Host Libby Gormley starts by acknowledging “the elephant in the room.” The Reboot series began, she says, as an exploration of “restarting Massachusetts after COVID.” For the final episode focused on government, that would have meant a look back at the ways the public sector succeeded and failed in dealing with the pandemic. But with the return to offices now delayed and all sorts of questions in the air about the looming reopening of schools, “a lot of the ways we thought things were going to restart haven’t really panned out,” says Steve Koczela, podcast co-host and president of the MassINC Polling Group.
One of the first challenges the Legislature faced was not just over what state government could do to address the pandemic, but how it would actually get things done with everything in full lockdown.
“We take votes in the House and the chamber with 160 members in. That isn’t the exact scenario where you want to be during the pandemic, so one of the first things we did was to come up with a system to remote vote,” says state Rep. Jon Santiago. The South End Democrat has had a unique view on the role of government in the pandemic, as he’s also an emergency room physician at Boston Medical Center.
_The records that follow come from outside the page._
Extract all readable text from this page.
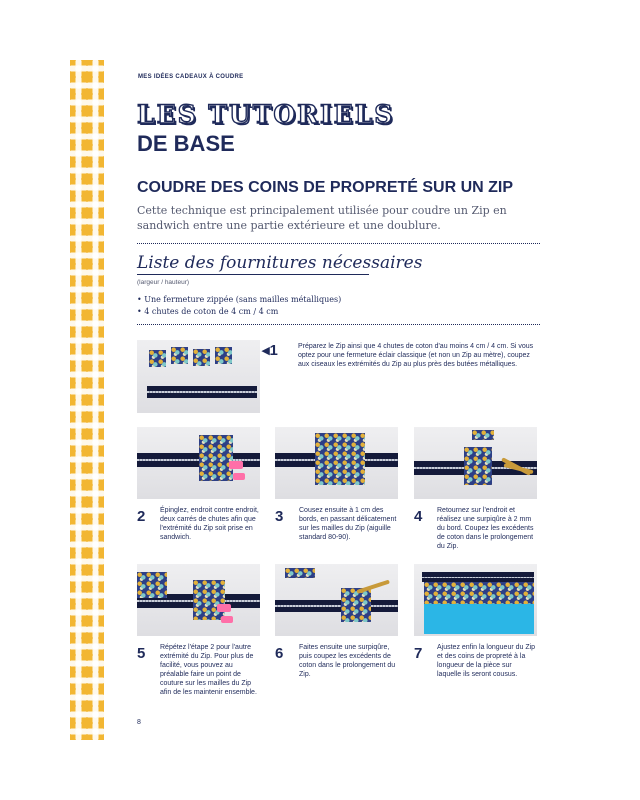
MES IDÉES CADEAUX À COUDRE
LES TUTORIELS
DE BASE
COUDRE DES COINS DE PROPRETÉ SUR UN ZIP
Cette technique est principalement utilisée pour coudre un Zip en sandwich entre une partie extérieure et une doublure.
Liste des fournitures nécessaires
(largeur / hauteur)
• Une fermeture zippée (sans mailles métalliques)
• 4 chutes de coton de 4 cm / 4 cm
◂1	Préparez le Zip ainsi que 4 chutes de coton d'au moins 4 cm / 4 cm. Si vous optez pour une fermeture éclair classique (et non un Zip au mètre), coupez aux ciseaux les extrémités du Zip au plus près des butées métalliques.
2 Épinglez, endroit contre endroit, deux carrés de chutes afin que l'extrémité du Zip soit prise en sandwich.
3 Cousez ensuite à 1 cm des bords, en passant délicatement sur les mailles du Zip (aiguille standard 80-90).
4 Retournez sur l'endroit et réalisez une surpiqûre à 2 mm du bord. Coupez les excédents de coton dans le prolongement du Zip.
5 Répétez l'étape 2 pour l'autre extrémité du Zip. Pour plus de facilité, vous pouvez au préalable faire un point de couture sur les mailles du Zip afin de les maintenir ensemble.
6 Faites ensuite une surpiqûre, puis coupez les excédents de coton dans le prolongement du Zip.
7 Ajustez enfin la longueur du Zip et des coins de propreté à la longueur de la pièce sur laquelle ils seront cousus.
8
Though lawmakers pivoted to remote sessions and votes, the scope of issues they took up often narrowed to just one topic. “It was all pandemic all the time. So anything that had been moving through the legislative process was put at least on hold for months and months,” says Katie Lannan, a reporter with the State House News Service.
When it comes to the longer view on the pandemic experience, state Sen. Adam Hinds says the huge disparities in how residents have been affected are “the result of a massive policy failure over generations.”
“Some people were able to mostly ride out COVID at home, while others felt the pain right away. And it just kept getting worse,” Koczela says of polling trends that emerged almost immediately showing lower-income residents bearing the brunt of the pandemic’s health and economic impacts.
For Hinds, who chairs the Senate Committee on Reimagining Massachusetts Post-Pandemic Resiliency, the challenge now is to take lessons from that experience, whether they relate to job training issues and the world of work or the MBTA, and use them to fashion more long-range solutions. The state has billions of dollars in federal pandemic aid to help that mission.
“A lot of the work of the new committee on reimagining Massachusetts,” Hinds says, will be to “put out a set of recommendations this fall so that it’s a part of the conversation about how we’re going to use the federal funds.”